Without a doubt, the biggest star of the lot was a certain Irishman. Conor McGregor was a two-weight world champion in Cage Warriors before he left for the UFC and became the biggest star the sport has ever known.
Pimblett like McGregor is a former Cage Warriors featherweight champion, and has his sights set on being a double champ to match McGregor now he to has moved up to lightweight.
McGregor and Pimblett have something which very fighters have, an ability with the verbals. Some try to copy McGregor and others, but you sense it’s forced, it’s not natural, Pimblett is a natural.
In cage skills are not always enough these days, you need a little more, you have to have the ability to sell yourself, Pimblett has it.
Like McGregor, Pimblett is backed by a passionate fanbase. Having witnessed his home crowd in Liverpool on Saturday night at Cage Warriors 90, I can definitely see a UFC card in Liverpool with Pimblett on it, and the likes of Darren Till and even ‘Meatball Molly McCann’ on it also, coming very close to a McGregor card in Dublin.
Pimblett (14-2) has something which I feel could make him a very big star indeed in the UFC if he keeps winning a move looks inevitable, if he hadn’t lost his Cage Warriors belt last year, he would probably be there already.
The loss might actually be a blessing for him, it gives Pimblett a chance to grow and enhance his MMA skills further.
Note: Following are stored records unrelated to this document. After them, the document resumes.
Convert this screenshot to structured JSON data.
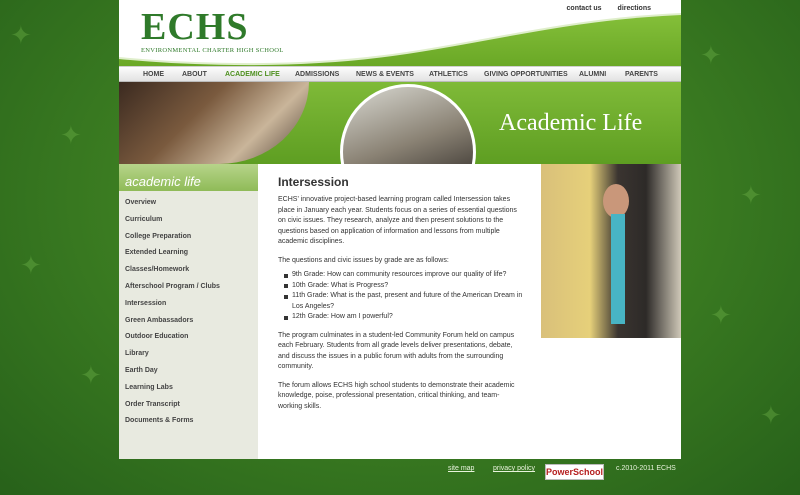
{
  "header": {
    "logo_title": "ECHS",
    "logo_subtitle": "ENVIRONMENTAL CHARTER HIGH SCHOOL",
    "top_links": [
      "contact us",
      "directions"
    ]
  },
  "nav": {
    "items": [
      "HOME",
      "ABOUT",
      "ACADEMIC LIFE",
      "ADMISSIONS",
      "NEWS & EVENTS",
      "ATHLETICS",
      "GIVING OPPORTUNITIES",
      "ALUMNI",
      "PARENTS"
    ],
    "active": "ACADEMIC LIFE"
  },
  "banner": {
    "title": "Academic Life"
  },
  "sidebar": {
    "heading": "academic life",
    "items": [
      "Overview",
      "Curriculum",
      "College Preparation",
      "Extended Learning",
      "Classes/Homework",
      "Afterschool Program / Clubs",
      "Intersession",
      "Green Ambassadors",
      "Outdoor Education",
      "Library",
      "Earth Day",
      "Learning Labs",
      "Order Transcript",
      "Documents & Forms"
    ]
  },
  "content": {
    "title": "Intersession",
    "para1": "ECHS' innovative project-based learning program called Intersession takes place in January each year. Students focus on a series of essential questions on civic issues. They research, analyze and then present solutions to the questions based on application of information and lessons from multiple academic disciplines.",
    "para2": "The questions and civic issues by grade are as follows:",
    "bullets": [
      "9th Grade: How can community resources improve our quality of life?",
      "10th Grade: What is Progress?",
      "11th Grade: What is the past, present and future of the American Dream in Los Angeles?",
      "12th Grade: How am I powerful?"
    ],
    "para3": "The program culminates in a student-led Community Forum held on campus each February.  Students from all grade levels deliver presentations, debate, and discuss the issues in a public forum with adults from the surrounding community.",
    "para4": "The forum allows ECHS high school students to demonstrate their academic knowledge, poise, professional presentation, critical thinking, and team-working skills."
  },
  "footer": {
    "site_map": "site map",
    "privacy_policy": "privacy policy",
    "powerschool": "PowerSchool",
    "copyright": "c.2010-2011 ECHS"
  },
  "colors": {
    "brand_green": "#6aa826",
    "logo_green": "#2f7a2a",
    "sidebar_bg": "#e8eae0"
  }
}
Pimblett is still only 23, he’s got plenty of time to grow, so another fight or two in Cage Warriors before the move, wouldn’t be a bad thing in my opinion.
If Pimblett does get the lightweight shot in April then he would go to the UFC as a two-weight champion if he emerged victorious, obviously matching what McGregor did.
The loss last year was a wake-up call to Pimblett, fail to prepare properly usually ends up in a fail, Pimblett knows that now.
Moving up to lightweight is also a positive going forward, although I wouldn’t totally rule out a move back to featherweight at some point. But without depleting his body to make featherweight, Pimblett should greatly benefit. If a fight goes long and hard, especially at a higher level, Pimblett can’t afford to fade like he did when he lost his belt.
The UFC badly needs new stars to emerge, sometime in the next 12 months, Pimblett could very be that man.